L’objectif est maintenant de poursuivre ce travail de recherche et d’apprendre à l’algorithme à identifier les 169 cibles reliées aux 17 ODD. « Il pourra alors travailler sur les interactions entre cibles. Par exemple, un projet d’assainissement a un impact sur la dépollution des rivières, ainsi que sur la dépollution des océans et indirectement sur la pêche artisanale. On va pouvoir tracer les chaînes causales, dans une vraie logique de développement durable », poursuit l’expert.
Groupe de recherche international
Plusieurs institutions comme l’OCDE (SDG Tracker), l’ONU (LinkedSDG) ou l’Union européenne (SDG Mapper) ont développé leurs propres algorithmes pour cartographier les ODD, qui consistent à compter des fréquences de mots. Des approches traditionnelles qui ne permettent pas d’interpréter les documents dans leur contexte.
Un groupe de recherche international a été mis en place pour favoriser les échanges sur ces sujets d’IA et de développement durable. Il réunit une trentaine de spécialistes issus des Nations unies, du secteur privé et de banques publiques de développement. La logique se veut collaborative : essayer de partager le meilleur de chacun.
À l’avenir, il sera possible d’alimenter ces programmes avec d’immenses volumes de données et de leur demander d’identifier des liens de causalité passés inaperçus. Une promesse de longue date du « big data », dont l’émergence remonte au début des années 2010. En ayant par exemple accès aux données sur les impacts de projets, il serait possible de systématiser de nouveaux enseignements, et d’éviter de répéter des erreurs.

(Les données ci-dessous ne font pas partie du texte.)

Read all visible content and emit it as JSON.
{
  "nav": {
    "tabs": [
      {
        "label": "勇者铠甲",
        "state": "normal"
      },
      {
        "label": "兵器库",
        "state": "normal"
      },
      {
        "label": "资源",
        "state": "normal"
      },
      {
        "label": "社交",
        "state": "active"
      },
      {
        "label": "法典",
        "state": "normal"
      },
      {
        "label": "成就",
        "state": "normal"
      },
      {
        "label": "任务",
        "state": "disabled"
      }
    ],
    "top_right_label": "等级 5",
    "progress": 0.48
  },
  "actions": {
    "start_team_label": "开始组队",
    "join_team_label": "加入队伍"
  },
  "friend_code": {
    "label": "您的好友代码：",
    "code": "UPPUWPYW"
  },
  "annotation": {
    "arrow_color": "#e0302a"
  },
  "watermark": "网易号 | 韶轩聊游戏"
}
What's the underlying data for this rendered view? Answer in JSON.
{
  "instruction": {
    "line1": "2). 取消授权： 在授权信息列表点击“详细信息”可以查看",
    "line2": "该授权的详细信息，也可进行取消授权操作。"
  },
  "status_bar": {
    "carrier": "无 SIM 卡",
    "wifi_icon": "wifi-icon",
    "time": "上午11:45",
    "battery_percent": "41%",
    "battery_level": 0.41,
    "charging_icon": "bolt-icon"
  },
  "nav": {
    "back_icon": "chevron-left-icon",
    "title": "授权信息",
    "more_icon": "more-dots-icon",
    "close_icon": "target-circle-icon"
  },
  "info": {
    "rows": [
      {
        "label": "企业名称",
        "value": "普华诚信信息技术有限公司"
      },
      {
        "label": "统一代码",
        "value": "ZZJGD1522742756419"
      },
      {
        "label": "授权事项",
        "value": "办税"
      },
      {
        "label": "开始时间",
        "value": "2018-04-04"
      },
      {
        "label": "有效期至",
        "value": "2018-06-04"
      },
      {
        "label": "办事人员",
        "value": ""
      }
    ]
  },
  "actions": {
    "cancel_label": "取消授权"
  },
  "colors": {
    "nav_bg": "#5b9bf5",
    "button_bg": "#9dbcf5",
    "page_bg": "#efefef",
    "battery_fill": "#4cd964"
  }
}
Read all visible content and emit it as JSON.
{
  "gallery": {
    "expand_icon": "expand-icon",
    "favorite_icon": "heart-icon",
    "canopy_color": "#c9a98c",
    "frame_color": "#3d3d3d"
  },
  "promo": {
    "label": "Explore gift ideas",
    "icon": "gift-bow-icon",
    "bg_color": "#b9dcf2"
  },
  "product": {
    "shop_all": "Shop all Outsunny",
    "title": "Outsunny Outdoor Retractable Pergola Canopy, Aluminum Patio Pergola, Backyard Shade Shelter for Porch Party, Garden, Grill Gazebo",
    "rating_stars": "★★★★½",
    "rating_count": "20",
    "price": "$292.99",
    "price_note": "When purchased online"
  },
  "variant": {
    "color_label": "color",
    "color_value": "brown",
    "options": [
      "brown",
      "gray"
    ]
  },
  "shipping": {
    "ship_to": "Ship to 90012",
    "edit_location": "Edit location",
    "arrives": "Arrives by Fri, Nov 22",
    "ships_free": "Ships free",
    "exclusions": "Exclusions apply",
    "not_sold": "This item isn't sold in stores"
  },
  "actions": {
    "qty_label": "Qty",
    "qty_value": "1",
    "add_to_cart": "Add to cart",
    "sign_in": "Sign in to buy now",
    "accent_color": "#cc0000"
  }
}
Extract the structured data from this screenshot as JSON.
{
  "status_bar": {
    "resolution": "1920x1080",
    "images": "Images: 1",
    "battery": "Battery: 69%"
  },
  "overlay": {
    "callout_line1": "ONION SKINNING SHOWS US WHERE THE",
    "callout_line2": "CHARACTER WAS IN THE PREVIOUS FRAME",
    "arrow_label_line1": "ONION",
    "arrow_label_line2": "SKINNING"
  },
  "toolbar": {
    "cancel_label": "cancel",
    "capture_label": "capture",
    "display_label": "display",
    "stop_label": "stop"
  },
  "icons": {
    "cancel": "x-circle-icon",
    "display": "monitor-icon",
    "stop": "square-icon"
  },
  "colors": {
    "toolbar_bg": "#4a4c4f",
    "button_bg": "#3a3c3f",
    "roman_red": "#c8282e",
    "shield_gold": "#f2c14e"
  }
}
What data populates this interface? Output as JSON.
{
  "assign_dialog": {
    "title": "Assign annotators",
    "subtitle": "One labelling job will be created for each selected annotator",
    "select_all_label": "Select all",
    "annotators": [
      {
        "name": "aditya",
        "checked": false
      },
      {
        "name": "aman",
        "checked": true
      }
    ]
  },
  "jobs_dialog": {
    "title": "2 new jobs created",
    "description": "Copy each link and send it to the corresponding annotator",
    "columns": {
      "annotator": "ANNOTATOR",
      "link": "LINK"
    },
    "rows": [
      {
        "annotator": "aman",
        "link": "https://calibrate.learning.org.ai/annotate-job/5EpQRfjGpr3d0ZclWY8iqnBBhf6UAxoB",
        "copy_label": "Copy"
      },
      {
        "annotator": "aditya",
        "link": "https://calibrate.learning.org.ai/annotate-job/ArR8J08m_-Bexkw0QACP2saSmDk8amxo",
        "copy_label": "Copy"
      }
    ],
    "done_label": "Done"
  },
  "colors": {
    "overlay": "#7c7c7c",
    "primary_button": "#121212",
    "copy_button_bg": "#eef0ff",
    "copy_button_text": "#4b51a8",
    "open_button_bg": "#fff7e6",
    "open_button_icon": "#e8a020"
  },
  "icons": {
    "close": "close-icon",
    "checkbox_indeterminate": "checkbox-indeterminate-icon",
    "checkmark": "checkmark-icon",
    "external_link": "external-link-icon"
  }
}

« La question, aussi, est celle de la fiabilité de l’information, tout comme celle de l’éthique, souligne Régis Marodon. Mais l’intérêt de l’IA est évident. Les banques de développement ont une responsabilité supérieure dans l'alignement de leurs finances avec les Objectifs de développement durable et, par voie de conséquence, une responsabilité supérieure dans la promotion de tout ce qui peut y contribuer. »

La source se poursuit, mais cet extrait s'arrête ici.